Since most proofs generated by this process are not good enough to be submitted to the network for verification, we can optimize this process by only checking one branch of the tree. This branch will return two of the 64 x-values. The position of the x-values will always be consecutive and will depend on the signage point (eg x0 and x1... or x34 and x35). We hash these x-values to produce a random 256-bit "quality string." This is combined with the difficulty and the plot size to generate the required_iterations. If the required_iterations is less than a certain number, the proof can be included in the blockchain. At this point, we look up the whole proof of space.

By only looking up one branch to determine the quality string, we can rule out most proofs. This optimization requires only around 7-9 disk seeks and reads, or about 70-90 ms on a slow hard drive

Throughout this website, we'll make a simple assumption that a single disk seek requires 10ms. In reality, this is typically 5-10ms, so we're using a conservative estimate. The 10ms estimate also takes into account the time required to transfer data after the seek. While storage industry specs typically assume that large files are being transferred, this does not hold true for BPX farming, where proof lookups only require a tiny amount of data to be transferred. Therefore, for this website, it's safe to assume the transfer is almost instant.

BPX also uses a further optimization to disqualify a certain proportion of plots from eligibility for each challenge. This is referred to as the plot filter. The current requirement is that the hash of the plot ID, challenge, and signage point starts with 9 zeros. This excludes 511 out of every 512 plots. The filter hurts everyone equally (except for replotting attackers), and is therefore fair.

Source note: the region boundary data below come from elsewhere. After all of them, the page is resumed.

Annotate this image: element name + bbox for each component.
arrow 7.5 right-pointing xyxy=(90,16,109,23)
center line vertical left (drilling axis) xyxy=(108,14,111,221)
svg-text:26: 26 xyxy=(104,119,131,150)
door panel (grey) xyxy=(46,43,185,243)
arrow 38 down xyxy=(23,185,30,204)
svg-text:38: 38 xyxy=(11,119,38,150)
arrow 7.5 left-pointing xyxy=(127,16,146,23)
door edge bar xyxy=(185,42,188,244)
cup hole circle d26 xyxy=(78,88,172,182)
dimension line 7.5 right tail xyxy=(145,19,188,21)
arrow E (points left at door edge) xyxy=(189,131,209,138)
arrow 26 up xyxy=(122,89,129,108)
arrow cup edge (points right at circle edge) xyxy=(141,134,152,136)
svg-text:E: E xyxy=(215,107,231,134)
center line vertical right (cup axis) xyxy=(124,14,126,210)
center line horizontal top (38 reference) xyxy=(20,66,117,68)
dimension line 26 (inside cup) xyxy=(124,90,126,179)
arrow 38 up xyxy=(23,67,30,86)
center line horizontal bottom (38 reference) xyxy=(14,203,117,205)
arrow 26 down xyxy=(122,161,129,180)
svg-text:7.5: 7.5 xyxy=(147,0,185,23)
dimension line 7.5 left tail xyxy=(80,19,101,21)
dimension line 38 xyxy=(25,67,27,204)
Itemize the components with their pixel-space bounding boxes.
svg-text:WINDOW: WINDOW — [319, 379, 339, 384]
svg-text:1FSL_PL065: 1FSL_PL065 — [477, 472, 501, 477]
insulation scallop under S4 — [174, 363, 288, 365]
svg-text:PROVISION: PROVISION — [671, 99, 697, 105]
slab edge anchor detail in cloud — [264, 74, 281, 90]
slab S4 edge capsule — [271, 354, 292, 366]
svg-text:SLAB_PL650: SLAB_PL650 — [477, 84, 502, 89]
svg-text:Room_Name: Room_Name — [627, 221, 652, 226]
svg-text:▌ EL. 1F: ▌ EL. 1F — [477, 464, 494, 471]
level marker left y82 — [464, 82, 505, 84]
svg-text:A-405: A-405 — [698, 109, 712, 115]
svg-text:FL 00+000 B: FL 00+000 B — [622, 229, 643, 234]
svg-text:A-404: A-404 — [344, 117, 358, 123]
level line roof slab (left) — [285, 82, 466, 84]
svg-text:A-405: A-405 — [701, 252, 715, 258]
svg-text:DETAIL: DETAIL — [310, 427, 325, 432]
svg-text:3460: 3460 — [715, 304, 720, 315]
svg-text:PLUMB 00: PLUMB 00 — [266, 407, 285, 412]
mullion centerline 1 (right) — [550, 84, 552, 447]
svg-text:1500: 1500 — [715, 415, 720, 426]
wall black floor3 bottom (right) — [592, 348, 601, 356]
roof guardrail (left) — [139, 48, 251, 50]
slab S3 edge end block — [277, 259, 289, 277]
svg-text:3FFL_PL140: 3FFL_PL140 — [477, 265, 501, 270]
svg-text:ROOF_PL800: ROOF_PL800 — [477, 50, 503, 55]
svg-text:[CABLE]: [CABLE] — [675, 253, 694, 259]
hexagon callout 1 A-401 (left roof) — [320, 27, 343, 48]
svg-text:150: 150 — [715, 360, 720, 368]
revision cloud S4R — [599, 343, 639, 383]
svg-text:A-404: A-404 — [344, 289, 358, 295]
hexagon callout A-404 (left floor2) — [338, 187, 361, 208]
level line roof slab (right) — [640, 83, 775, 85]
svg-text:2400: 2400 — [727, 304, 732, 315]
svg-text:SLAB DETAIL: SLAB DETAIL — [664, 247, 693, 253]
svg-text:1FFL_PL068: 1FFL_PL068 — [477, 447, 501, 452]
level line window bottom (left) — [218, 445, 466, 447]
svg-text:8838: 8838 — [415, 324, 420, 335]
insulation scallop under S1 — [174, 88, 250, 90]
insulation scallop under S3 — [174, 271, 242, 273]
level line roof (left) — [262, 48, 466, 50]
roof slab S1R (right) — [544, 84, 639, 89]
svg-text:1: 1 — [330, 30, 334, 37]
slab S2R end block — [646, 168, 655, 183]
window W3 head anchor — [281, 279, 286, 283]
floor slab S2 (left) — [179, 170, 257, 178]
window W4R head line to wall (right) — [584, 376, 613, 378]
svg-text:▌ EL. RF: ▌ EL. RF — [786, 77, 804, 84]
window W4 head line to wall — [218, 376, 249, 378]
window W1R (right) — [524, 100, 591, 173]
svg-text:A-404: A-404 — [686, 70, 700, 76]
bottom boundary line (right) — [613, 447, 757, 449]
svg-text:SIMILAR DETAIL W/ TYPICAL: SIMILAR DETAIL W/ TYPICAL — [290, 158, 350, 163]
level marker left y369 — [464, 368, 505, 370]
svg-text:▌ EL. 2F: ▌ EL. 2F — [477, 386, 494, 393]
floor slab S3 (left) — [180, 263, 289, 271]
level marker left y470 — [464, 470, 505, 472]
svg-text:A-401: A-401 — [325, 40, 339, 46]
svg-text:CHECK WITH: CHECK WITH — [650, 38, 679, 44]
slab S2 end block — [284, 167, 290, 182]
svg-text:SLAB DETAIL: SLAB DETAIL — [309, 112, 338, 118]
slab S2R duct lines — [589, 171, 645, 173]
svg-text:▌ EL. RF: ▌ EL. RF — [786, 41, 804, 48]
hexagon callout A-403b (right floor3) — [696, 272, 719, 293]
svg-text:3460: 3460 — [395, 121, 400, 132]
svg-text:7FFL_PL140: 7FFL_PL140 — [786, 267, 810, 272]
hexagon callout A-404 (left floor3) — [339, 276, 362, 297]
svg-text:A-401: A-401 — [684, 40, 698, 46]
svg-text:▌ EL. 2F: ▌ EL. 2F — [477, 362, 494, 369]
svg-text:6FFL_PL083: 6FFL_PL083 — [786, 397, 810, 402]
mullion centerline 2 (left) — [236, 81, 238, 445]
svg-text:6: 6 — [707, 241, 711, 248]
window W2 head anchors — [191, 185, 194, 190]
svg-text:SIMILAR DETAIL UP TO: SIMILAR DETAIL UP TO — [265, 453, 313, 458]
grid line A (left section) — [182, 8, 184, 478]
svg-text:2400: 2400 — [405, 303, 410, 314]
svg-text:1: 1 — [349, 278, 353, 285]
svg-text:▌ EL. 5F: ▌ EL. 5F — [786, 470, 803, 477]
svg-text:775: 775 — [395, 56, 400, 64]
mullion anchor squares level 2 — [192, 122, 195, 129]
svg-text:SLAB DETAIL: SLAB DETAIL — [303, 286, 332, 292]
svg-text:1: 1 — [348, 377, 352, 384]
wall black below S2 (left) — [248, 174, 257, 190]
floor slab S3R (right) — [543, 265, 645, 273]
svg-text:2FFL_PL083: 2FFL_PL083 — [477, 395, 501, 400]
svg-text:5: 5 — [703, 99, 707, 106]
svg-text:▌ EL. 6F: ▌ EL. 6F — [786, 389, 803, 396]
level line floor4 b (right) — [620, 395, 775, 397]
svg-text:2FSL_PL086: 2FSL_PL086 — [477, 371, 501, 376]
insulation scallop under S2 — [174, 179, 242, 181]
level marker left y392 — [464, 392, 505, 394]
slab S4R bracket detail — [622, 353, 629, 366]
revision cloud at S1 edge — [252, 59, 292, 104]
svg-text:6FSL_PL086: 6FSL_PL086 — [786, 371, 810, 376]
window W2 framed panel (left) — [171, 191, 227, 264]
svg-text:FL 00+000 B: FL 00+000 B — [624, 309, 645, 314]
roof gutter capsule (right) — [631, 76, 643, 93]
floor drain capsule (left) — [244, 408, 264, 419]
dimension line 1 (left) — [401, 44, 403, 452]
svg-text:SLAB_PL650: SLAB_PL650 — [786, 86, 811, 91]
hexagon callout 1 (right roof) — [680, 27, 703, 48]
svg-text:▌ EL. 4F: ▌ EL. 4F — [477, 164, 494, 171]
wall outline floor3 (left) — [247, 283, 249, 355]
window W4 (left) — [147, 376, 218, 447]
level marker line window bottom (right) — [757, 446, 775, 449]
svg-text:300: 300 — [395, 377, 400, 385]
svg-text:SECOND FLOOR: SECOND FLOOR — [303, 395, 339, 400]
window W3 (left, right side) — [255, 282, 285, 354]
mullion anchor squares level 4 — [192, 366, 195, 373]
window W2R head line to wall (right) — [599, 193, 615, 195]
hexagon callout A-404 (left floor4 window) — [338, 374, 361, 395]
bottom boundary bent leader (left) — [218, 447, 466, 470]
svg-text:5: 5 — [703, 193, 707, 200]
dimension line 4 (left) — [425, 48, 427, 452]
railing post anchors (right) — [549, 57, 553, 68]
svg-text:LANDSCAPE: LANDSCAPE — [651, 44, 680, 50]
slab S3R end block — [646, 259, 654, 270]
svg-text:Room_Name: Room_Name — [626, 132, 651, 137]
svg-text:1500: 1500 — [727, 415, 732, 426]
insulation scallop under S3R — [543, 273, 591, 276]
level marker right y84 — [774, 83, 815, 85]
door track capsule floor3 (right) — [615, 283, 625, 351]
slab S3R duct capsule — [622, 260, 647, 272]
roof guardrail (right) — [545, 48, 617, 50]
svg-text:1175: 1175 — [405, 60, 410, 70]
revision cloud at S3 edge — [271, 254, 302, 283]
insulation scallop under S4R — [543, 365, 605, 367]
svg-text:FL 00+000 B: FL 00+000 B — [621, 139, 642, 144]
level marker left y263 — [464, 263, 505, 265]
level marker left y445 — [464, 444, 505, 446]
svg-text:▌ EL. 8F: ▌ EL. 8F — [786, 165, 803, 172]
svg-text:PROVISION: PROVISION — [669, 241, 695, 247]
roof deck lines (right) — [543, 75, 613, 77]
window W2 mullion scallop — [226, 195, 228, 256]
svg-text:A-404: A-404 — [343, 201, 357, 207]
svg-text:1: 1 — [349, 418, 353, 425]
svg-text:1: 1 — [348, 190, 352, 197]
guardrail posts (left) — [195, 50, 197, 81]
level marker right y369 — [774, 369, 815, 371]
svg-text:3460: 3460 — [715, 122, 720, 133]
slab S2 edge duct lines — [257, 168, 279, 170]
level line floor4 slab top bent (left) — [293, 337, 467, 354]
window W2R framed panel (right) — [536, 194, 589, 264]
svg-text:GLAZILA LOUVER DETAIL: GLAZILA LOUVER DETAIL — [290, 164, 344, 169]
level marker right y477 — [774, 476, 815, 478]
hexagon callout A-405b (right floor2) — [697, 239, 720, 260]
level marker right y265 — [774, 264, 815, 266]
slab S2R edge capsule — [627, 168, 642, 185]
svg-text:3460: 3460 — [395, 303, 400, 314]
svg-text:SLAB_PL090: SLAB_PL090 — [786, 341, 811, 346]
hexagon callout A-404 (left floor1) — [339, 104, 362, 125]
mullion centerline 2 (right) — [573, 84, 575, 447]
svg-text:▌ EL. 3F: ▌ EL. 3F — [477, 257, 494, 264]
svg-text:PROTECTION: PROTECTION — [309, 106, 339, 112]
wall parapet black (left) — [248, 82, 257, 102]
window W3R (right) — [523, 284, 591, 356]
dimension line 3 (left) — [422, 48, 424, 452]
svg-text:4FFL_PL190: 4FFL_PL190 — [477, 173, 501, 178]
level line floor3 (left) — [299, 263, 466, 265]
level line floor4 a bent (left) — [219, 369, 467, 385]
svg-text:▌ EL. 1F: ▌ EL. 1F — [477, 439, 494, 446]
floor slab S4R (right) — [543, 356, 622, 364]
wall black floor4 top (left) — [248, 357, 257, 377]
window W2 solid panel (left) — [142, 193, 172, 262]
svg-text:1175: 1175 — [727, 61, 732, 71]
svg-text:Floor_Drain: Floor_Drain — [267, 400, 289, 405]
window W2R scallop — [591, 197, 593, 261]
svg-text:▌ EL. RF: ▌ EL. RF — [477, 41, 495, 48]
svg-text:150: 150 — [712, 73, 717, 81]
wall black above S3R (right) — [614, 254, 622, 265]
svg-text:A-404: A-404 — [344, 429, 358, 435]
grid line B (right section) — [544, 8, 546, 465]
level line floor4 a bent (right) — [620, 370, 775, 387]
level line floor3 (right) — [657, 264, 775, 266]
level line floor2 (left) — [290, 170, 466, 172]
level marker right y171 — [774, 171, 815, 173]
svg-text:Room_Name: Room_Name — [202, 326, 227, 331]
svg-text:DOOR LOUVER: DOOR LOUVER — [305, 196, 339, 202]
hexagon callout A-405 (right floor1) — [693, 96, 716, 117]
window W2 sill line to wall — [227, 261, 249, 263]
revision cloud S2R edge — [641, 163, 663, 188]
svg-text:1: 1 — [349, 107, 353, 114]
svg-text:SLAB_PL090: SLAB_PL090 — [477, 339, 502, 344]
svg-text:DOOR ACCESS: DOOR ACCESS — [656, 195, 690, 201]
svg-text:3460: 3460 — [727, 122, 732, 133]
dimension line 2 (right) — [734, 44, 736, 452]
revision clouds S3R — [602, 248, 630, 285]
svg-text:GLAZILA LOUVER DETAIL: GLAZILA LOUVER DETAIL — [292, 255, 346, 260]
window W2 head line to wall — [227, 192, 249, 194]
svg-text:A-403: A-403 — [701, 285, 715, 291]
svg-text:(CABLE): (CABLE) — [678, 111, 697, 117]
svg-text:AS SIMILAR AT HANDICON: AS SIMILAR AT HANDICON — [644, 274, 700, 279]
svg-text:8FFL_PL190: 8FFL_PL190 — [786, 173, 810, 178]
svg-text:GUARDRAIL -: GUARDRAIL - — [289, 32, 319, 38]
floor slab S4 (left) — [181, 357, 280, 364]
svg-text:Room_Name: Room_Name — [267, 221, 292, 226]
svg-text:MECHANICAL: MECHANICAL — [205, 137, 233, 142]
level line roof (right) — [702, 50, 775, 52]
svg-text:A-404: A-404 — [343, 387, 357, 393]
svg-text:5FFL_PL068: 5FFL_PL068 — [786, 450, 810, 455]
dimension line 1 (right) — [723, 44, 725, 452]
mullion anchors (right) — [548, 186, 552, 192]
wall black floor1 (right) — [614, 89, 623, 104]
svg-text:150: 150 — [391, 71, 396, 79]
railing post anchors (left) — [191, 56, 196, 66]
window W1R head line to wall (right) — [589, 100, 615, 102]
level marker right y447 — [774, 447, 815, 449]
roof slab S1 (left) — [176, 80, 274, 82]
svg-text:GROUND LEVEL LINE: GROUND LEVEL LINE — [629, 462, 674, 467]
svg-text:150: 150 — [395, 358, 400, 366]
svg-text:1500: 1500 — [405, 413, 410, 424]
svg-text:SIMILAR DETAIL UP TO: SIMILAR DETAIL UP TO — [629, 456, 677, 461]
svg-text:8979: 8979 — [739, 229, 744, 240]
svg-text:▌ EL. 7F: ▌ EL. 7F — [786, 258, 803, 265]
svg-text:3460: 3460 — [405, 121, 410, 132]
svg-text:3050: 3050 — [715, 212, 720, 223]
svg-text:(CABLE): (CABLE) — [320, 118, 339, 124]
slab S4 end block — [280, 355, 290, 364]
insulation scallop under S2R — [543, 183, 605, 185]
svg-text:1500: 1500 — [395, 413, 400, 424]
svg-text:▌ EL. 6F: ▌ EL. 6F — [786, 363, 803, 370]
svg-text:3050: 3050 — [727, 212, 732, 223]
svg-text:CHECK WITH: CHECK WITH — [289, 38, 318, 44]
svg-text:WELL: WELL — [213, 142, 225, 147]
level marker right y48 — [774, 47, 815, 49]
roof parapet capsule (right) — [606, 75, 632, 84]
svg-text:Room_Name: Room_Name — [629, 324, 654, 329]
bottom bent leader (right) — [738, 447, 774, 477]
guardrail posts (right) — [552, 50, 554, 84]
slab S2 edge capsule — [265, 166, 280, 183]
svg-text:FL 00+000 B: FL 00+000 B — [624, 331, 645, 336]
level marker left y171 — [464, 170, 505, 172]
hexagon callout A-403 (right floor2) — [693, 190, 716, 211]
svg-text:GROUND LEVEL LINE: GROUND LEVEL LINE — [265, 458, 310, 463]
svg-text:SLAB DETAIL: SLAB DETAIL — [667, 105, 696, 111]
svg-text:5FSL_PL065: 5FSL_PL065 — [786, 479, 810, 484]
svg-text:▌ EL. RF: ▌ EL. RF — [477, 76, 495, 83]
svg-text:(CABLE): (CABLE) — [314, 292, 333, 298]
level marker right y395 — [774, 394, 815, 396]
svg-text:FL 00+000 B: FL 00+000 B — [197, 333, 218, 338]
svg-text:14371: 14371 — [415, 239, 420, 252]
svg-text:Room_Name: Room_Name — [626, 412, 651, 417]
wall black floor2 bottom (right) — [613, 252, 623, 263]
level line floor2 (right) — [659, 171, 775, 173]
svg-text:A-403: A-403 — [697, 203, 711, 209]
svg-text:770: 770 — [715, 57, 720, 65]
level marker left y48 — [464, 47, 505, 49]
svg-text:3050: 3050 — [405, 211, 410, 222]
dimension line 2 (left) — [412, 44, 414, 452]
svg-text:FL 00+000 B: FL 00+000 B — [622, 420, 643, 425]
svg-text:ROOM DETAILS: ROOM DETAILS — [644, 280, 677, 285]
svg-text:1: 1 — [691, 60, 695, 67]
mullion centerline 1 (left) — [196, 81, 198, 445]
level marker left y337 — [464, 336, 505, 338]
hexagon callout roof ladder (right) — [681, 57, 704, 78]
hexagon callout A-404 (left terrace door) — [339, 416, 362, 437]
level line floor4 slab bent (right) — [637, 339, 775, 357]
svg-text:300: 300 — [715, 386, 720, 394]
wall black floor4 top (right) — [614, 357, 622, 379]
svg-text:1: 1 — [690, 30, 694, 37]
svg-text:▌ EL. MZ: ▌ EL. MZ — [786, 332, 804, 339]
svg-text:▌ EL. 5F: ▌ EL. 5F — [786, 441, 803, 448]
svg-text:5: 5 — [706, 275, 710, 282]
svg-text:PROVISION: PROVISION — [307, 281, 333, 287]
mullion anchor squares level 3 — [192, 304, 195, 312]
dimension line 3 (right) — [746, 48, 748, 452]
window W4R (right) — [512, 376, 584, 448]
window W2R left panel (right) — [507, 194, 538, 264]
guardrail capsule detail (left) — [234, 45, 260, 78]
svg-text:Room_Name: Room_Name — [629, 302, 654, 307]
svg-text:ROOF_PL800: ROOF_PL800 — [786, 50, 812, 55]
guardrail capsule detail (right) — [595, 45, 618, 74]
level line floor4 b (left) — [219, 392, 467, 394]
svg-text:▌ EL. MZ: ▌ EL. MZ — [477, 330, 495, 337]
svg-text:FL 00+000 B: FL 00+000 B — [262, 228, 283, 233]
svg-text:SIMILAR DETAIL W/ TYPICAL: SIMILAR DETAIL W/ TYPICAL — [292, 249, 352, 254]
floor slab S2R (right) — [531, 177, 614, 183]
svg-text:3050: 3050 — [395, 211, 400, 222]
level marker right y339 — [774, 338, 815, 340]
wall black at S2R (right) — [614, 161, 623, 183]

The plot filter effectively reduces the amount of resources required for farming by 512x - each plot only requires a few disk reads every few minutes. A farmer with 1 PiB of storage (10,000 plots) will only have an average of 20 plots that pass the filter for each challenge. Even if these plots all are stored on slow HDDs, and connected to a single Raspberry Pi, the average time required to respond to each challenge will be less than two seconds. This is well within the limits to avoid missing out on any challenges.

Each plot file has its own unique private key called a plot key. The plot ID is generated by hashing the plot public key, the farmer public key, and either the pool public key or the pool contract puzzle hash. The requirements for signing a proof of space depend on the type of plots being used.

In practice, the plot key is a 2/2 BLS aggregate public key between a local key stored in the plot and a key stored by the farmer software. For security and efficiency, a farmer may run on one server using this key and signature scheme. This server can then be connected to one or more harvester machines that store the actual plots. Farming requires the farmer key and the local key, but it does not require the pool key, since the pool's signature can be cached and reused for many blocks.